The word 'castle' to me conjures up an image of a heavily fortified stone building complete with battlements and towers.
There is very little of that about Prague Castle (Pražský hrad). Only on the northern side and at the eastern end are there significant remains of the old fortifications.
Although started in the 9th century, the castle has undergone many phases of building and rebuilding, particularly following the disastrous fire of 1541 which destroyed large parts of the castle.
For information on ticket prices, opening hours, etc. please see the Official Site, detailed below.
Only mentioned in passing on the official site are the Audio Guides. Whilst I can strongly recommend these in themselves, they are very interesting, they also give you priority entry to St Vitus Cathedral. On a freezing cold day in March, they are pretty much an essential.

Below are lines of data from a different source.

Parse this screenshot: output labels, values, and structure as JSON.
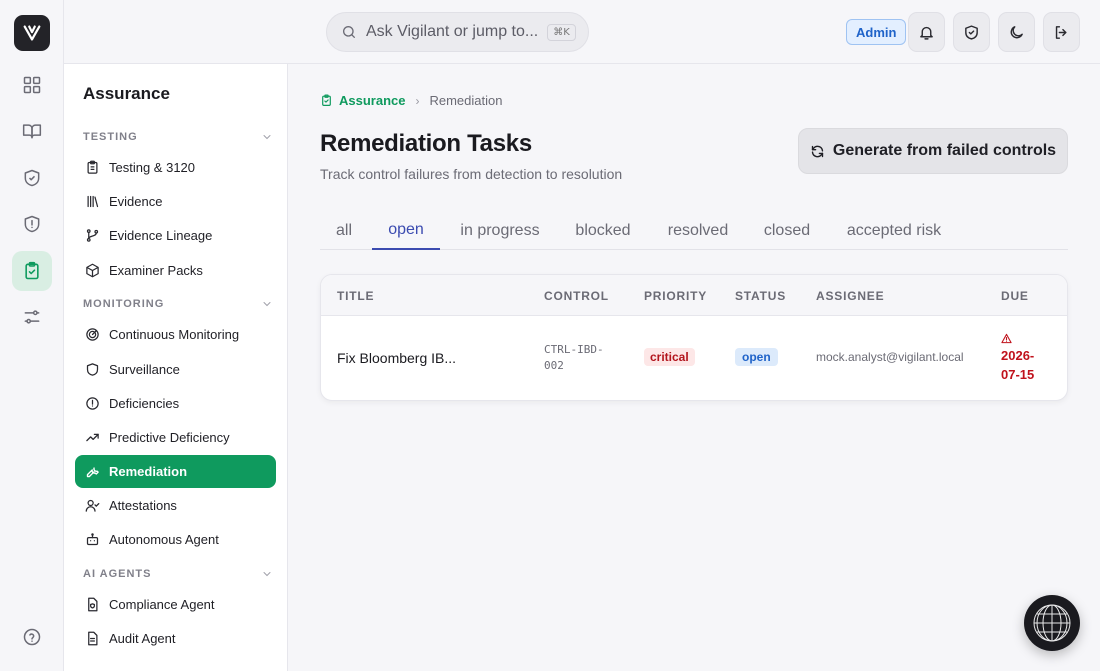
{
  "topbar": {
    "search_placeholder": "Ask Vigilant or jump to...",
    "search_shortcut": "⌘K",
    "role_badge": "Admin"
  },
  "sidebar": {
    "title": "Assurance",
    "sections": [
      {
        "label": "TESTING",
        "items": [
          {
            "label": "Testing & 3120",
            "icon": "clipboard-icon"
          },
          {
            "label": "Evidence",
            "icon": "library-icon"
          },
          {
            "label": "Evidence Lineage",
            "icon": "git-branch-icon"
          },
          {
            "label": "Examiner Packs",
            "icon": "package-icon"
          }
        ]
      },
      {
        "label": "MONITORING",
        "items": [
          {
            "label": "Continuous Monitoring",
            "icon": "radar-icon"
          },
          {
            "label": "Surveillance",
            "icon": "shield-icon"
          },
          {
            "label": "Deficiencies",
            "icon": "alert-circle-icon"
          },
          {
            "label": "Predictive Deficiency",
            "icon": "trending-up-icon"
          },
          {
            "label": "Remediation",
            "icon": "wrench-icon",
            "active": true
          },
          {
            "label": "Attestations",
            "icon": "user-check-icon"
          },
          {
            "label": "Autonomous Agent",
            "icon": "bot-icon"
          }
        ]
      },
      {
        "label": "AI AGENTS",
        "items": [
          {
            "label": "Compliance Agent",
            "icon": "file-shield-icon"
          },
          {
            "label": "Audit Agent",
            "icon": "file-text-icon"
          }
        ]
      }
    ]
  },
  "breadcrumb": {
    "parent": "Assurance",
    "current": "Remediation"
  },
  "page": {
    "title": "Remediation Tasks",
    "subtitle": "Track control failures from detection to resolution",
    "generate_button": "Generate from failed controls"
  },
  "tabs": [
    {
      "label": "all"
    },
    {
      "label": "open",
      "active": true
    },
    {
      "label": "in progress"
    },
    {
      "label": "blocked"
    },
    {
      "label": "resolved"
    },
    {
      "label": "closed"
    },
    {
      "label": "accepted risk"
    }
  ],
  "table": {
    "columns": [
      "TITLE",
      "CONTROL",
      "PRIORITY",
      "STATUS",
      "ASSIGNEE",
      "DUE"
    ],
    "rows": [
      {
        "title": "Fix Bloomberg IB...",
        "control_line1": "CTRL-IBD-",
        "control_line2": "002",
        "priority": "critical",
        "status": "open",
        "assignee": "mock.analyst@vigilant.local",
        "due_line1": "2026-",
        "due_line2": "07-15"
      }
    ]
  },
  "colors": {
    "accent": "#0f9a5e",
    "tab_active": "#3b4bb0",
    "critical": "#b3151d",
    "open_status": "#1f63c9"
  }
}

Katedrála svatého Víta (St Vitus Cathedral)
Even in March there were long queues to get into St Vitus Cathedral (Katedrála svatého Víta), and I was very glad that we had hired some Audio Guides (see above), which allowed us to get straight into the relative warmth of the interior.
Inside, however, things only improved slightly. It's probably just me, but I found the endless succession of tourists rushing from memorial to memorial, taking photos of their wife, husband, partner, or significant other, and then moving on, quite off putting. There seemed to be more peace and reverence down at the Lennon Wall (Lennonova zed') than there was in the cathedral.
Don't get me wrong, it is well worth a visit. Although the nave is 19th century gothic pastiche, the rest of the cathedral was built between 1344 and 1562, and and there is much to see. But personally I'd put your camera away and try to soak up what's left of the atmosphere. Well perhaps you might just allow yourself one photo of the nave.
Zlatá ulička (Golden Lane)
Golden Lane (Zlatá ulicka) in the north-eastern corner of the castle, is a street of tiny houses built into the castle wall. Originally occupied by archers and other tradesmen (possibly goldsmiths, hence the name) it is now entirely given over to souvenir shops.
If truth be told, most of the buildings are modern reconstructions, lending a Disnesque feel to the place.
It would have been nice if one of the interiors, (say No. 20 with its original timber-framed upper floor) had been accessible to visitors and presented with something like the original furnishing. However the needs of commerce have priority.
Accessible from the Bílá vež (White Tower) at one and of the street, is the enclosed wall walk above the shops, with its arrow slits and an impressive display of armour.